Incorporating an isotype control treated group is required to generate reliable data because it allows the researcher to accurately differentiate between results observed from primary antibody binding in an antigen-specific manner and results observed from non-antigen specific binding or other nonspecific effects of antibody injection.
Primary monoclonal antibodies administered to animals can interact non-antigen specifically with Fc receptors on cells, including B cells, dendritic cells, NK cells, macrophages, and more. Sometimes Fc receptor binding is involved in the primary antibodies’ mechanism of action, such as antibody directed cytotoxicity (ADCC). Nevertheless, non-antigen specific Fc receptor engagement can result in observable biological effects or phenotypes not related to antigen-specific binding. An isotype control antibody matching the isotype and subclass of the primary antibody will also bind to Fc receptors, allowing the researcher to control for those effects.

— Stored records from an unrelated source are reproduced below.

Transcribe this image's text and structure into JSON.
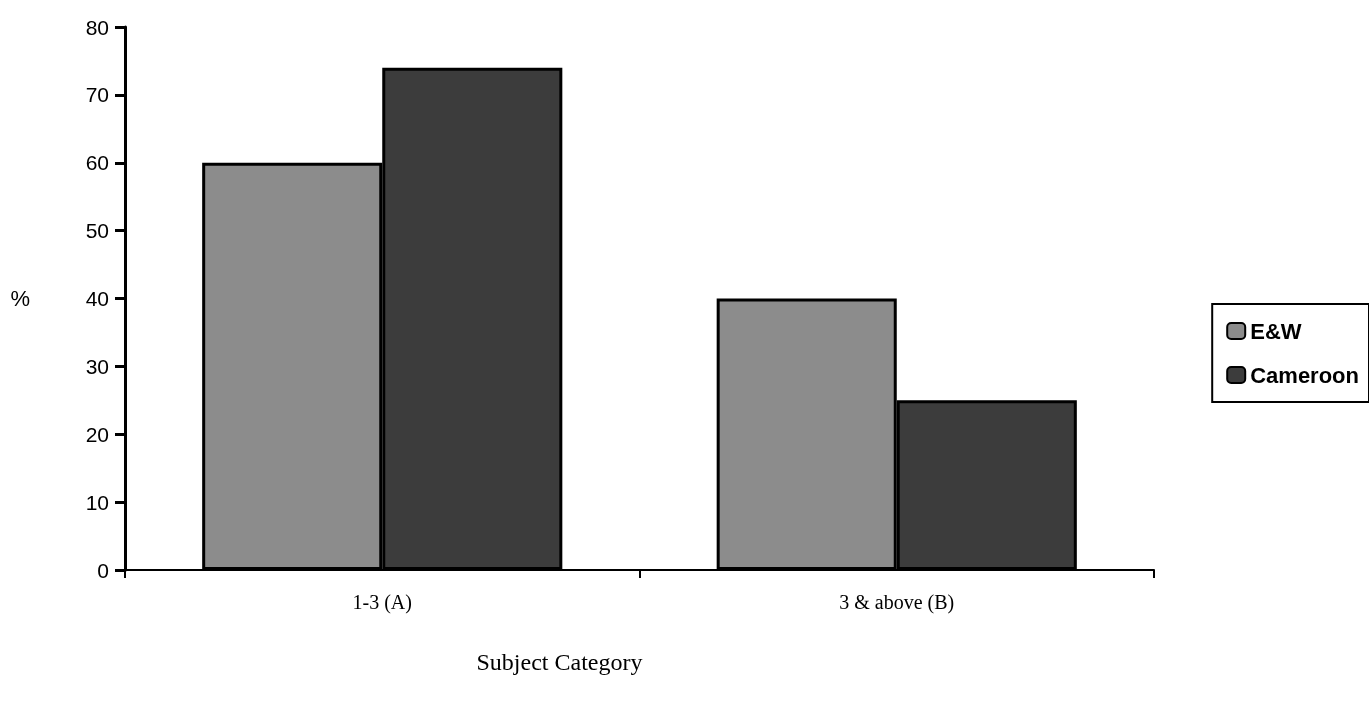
{
  "chart_data": {
    "type": "bar",
    "xlabel": "Subject Category",
    "ylabel": "%",
    "categories": [
      "1-3 (A)",
      "3 & above (B)"
    ],
    "series": [
      {
        "name": "E&W",
        "color": "#8c8c8c",
        "values": [
          60,
          40
        ]
      },
      {
        "name": "Cameroon",
        "color": "#3c3c3c",
        "values": [
          74,
          25
        ]
      }
    ],
    "ylim": [
      0,
      80
    ],
    "yticks": [
      0,
      10,
      20,
      30,
      40,
      50,
      60,
      70,
      80
    ],
    "grid": false,
    "legend": "right"
  }
}
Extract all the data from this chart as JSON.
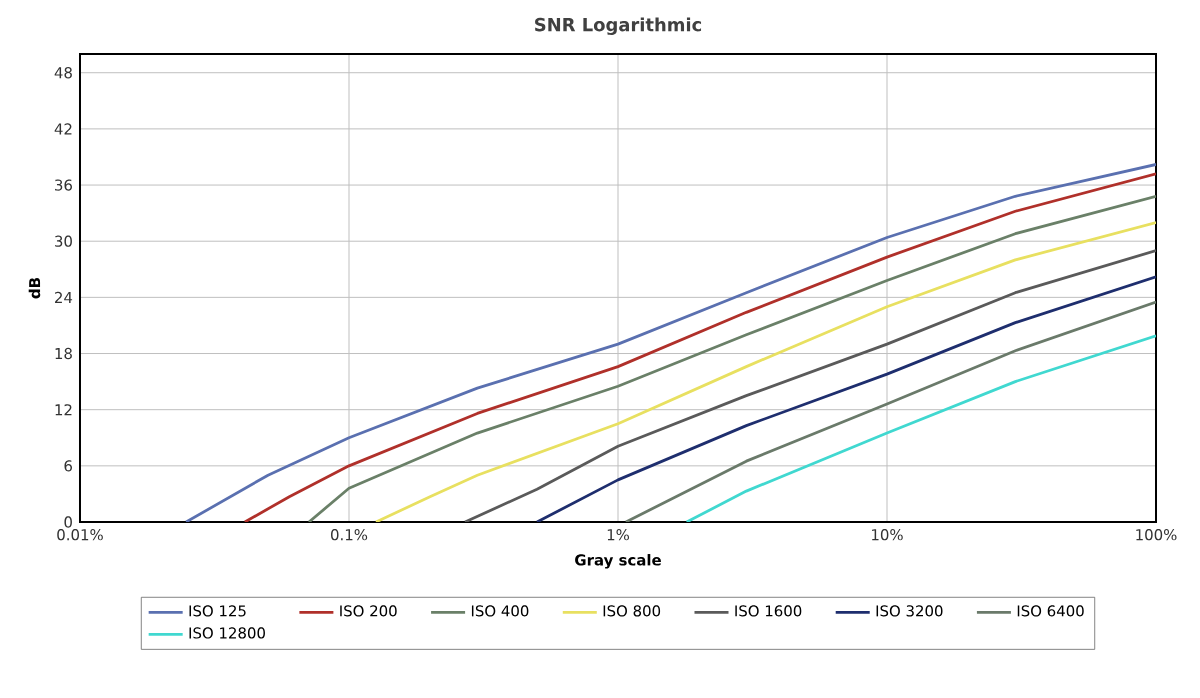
{
  "chart_data": {
    "type": "line",
    "title": "SNR Logarithmic",
    "xlabel": "Gray scale",
    "ylabel": "dB",
    "log": "x",
    "xlim": [
      0.01,
      100
    ],
    "xticks": [
      {
        "value": 0.01,
        "label": "0.01%"
      },
      {
        "value": 0.1,
        "label": "0.1%"
      },
      {
        "value": 1,
        "label": "1%"
      },
      {
        "value": 10,
        "label": "10%"
      },
      {
        "value": 100,
        "label": "100%"
      }
    ],
    "ylim": [
      0,
      50
    ],
    "yticks": [
      0,
      6,
      12,
      18,
      24,
      30,
      36,
      42,
      48
    ],
    "grid": true,
    "legend": "bottom",
    "marker": "none",
    "line_style": "solid",
    "series": [
      {
        "name": "ISO 125",
        "color": "#5a70b0",
        "x": [
          0.0248,
          0.05,
          0.1,
          0.3,
          1,
          3,
          10,
          30,
          100
        ],
        "values": [
          0,
          5,
          9,
          14.3,
          19,
          24.5,
          30.4,
          34.8,
          38.2
        ]
      },
      {
        "name": "ISO 200",
        "color": "#b0302a",
        "x": [
          0.041,
          0.06,
          0.1,
          0.3,
          1,
          3,
          10,
          30,
          100
        ],
        "values": [
          0,
          2.7,
          6,
          11.6,
          16.6,
          22.4,
          28.3,
          33.2,
          37.2
        ]
      },
      {
        "name": "ISO 400",
        "color": "#6a8068",
        "x": [
          0.071,
          0.1,
          0.3,
          1,
          3,
          10,
          30,
          100
        ],
        "values": [
          0,
          3.6,
          9.5,
          14.5,
          20,
          25.8,
          30.8,
          34.8
        ]
      },
      {
        "name": "ISO 800",
        "color": "#e8e060",
        "x": [
          0.126,
          0.2,
          0.3,
          1,
          3,
          10,
          30,
          100
        ],
        "values": [
          0,
          2.7,
          5,
          10.5,
          16.6,
          23,
          28,
          32
        ]
      },
      {
        "name": "ISO 1600",
        "color": "#5a5a5a",
        "x": [
          0.27,
          0.5,
          1,
          3,
          10,
          30,
          100
        ],
        "values": [
          0,
          3.5,
          8.1,
          13.5,
          19,
          24.5,
          29
        ]
      },
      {
        "name": "ISO 3200",
        "color": "#1e2e6e",
        "x": [
          0.5,
          1,
          3,
          10,
          30,
          100
        ],
        "values": [
          0,
          4.5,
          10.3,
          15.8,
          21.3,
          26.2
        ]
      },
      {
        "name": "ISO 6400",
        "color": "#6a7a6a",
        "x": [
          1.07,
          3,
          10,
          30,
          100
        ],
        "values": [
          0,
          6.5,
          12.6,
          18.3,
          23.5
        ]
      },
      {
        "name": "ISO 12800",
        "color": "#40d8d0",
        "x": [
          1.8,
          3,
          10,
          30,
          100
        ],
        "values": [
          0,
          3.3,
          9.5,
          15,
          19.9
        ]
      }
    ]
  }
}
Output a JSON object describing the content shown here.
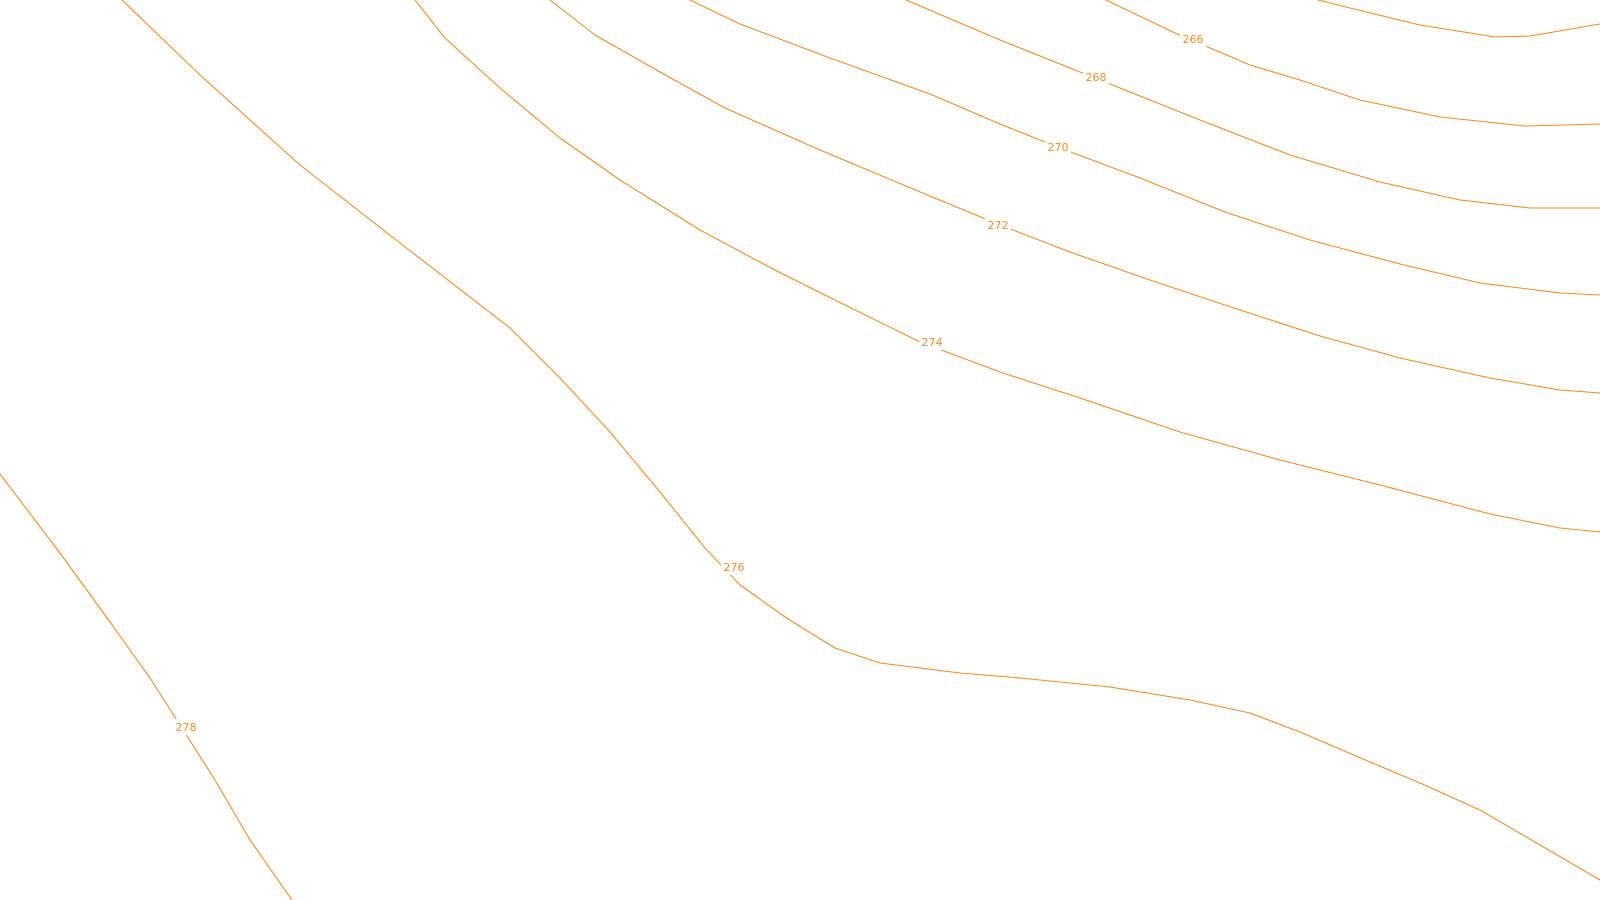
{
  "map": {
    "contour_color": "#f28c28",
    "background_color": "#ffffff",
    "contours": [
      {
        "id": "c264",
        "label": ""
      },
      {
        "id": "c266",
        "label": "266"
      },
      {
        "id": "c268",
        "label": "268"
      },
      {
        "id": "c270",
        "label": "270"
      },
      {
        "id": "c272",
        "label": "272"
      },
      {
        "id": "c274",
        "label": "274"
      },
      {
        "id": "c276",
        "label": "276"
      },
      {
        "id": "c278",
        "label": "278"
      }
    ]
  }
}
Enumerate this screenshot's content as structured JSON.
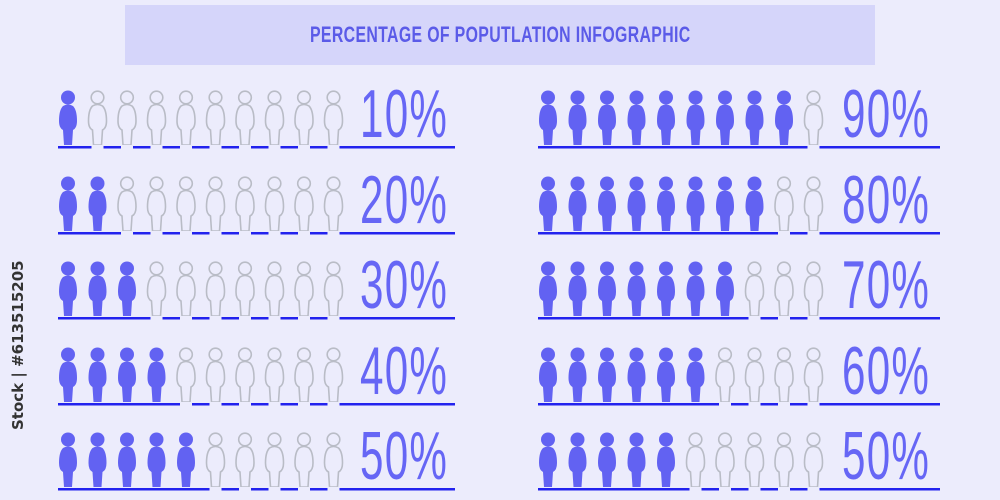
{
  "title": "PERCENTAGE OF POPUTLATION INFOGRAPHIC",
  "watermark_side_text": "Stock | #613515205",
  "colors": {
    "background": "#ececfc",
    "title_bar": "#d5d5fa",
    "title_text": "#5b5be8",
    "filled_figure": "#6262f2",
    "empty_figure_outline": "#b9bcc6",
    "baseline": "#2222ee",
    "percent_text": "#6666f5"
  },
  "figures_per_row": 10,
  "left_rows": [
    {
      "percent": 10,
      "label": "10%"
    },
    {
      "percent": 20,
      "label": "20%"
    },
    {
      "percent": 30,
      "label": "30%"
    },
    {
      "percent": 40,
      "label": "40%"
    },
    {
      "percent": 50,
      "label": "50%"
    }
  ],
  "right_rows": [
    {
      "percent": 90,
      "label": "90%"
    },
    {
      "percent": 80,
      "label": "80%"
    },
    {
      "percent": 70,
      "label": "70%"
    },
    {
      "percent": 60,
      "label": "60%"
    },
    {
      "percent": 50,
      "label": "50%"
    }
  ]
}
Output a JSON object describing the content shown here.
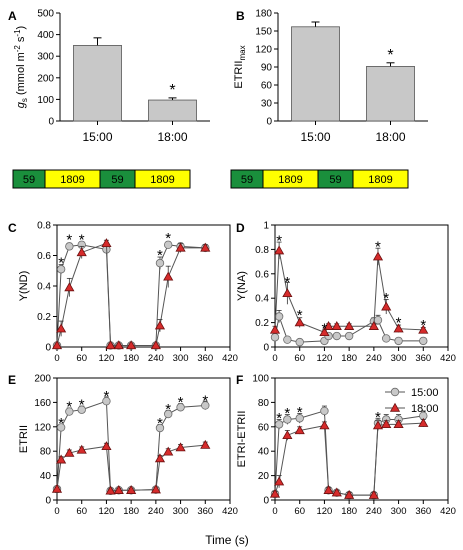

In addition to matching the isotype and subclass, an ideal isotype control must also match the host species of the primary antibody. Many primary monoclonal antibodies used for in vivo research in mouse models are created using hybridoma technology in rats or hamsters. When a xenogeneic rat or hamster IgG is injected into a mouse, an immune response may develop against the injected antibody. Multiple injections increase this possibility. As with Fc receptor binding, this can also result in observable phenotypes not related to antigen-specific binding. Including a group of mice treated with an isotype control antibody matching the host species of the primary antibody allows the researcher to control for these non-antigen specific effects.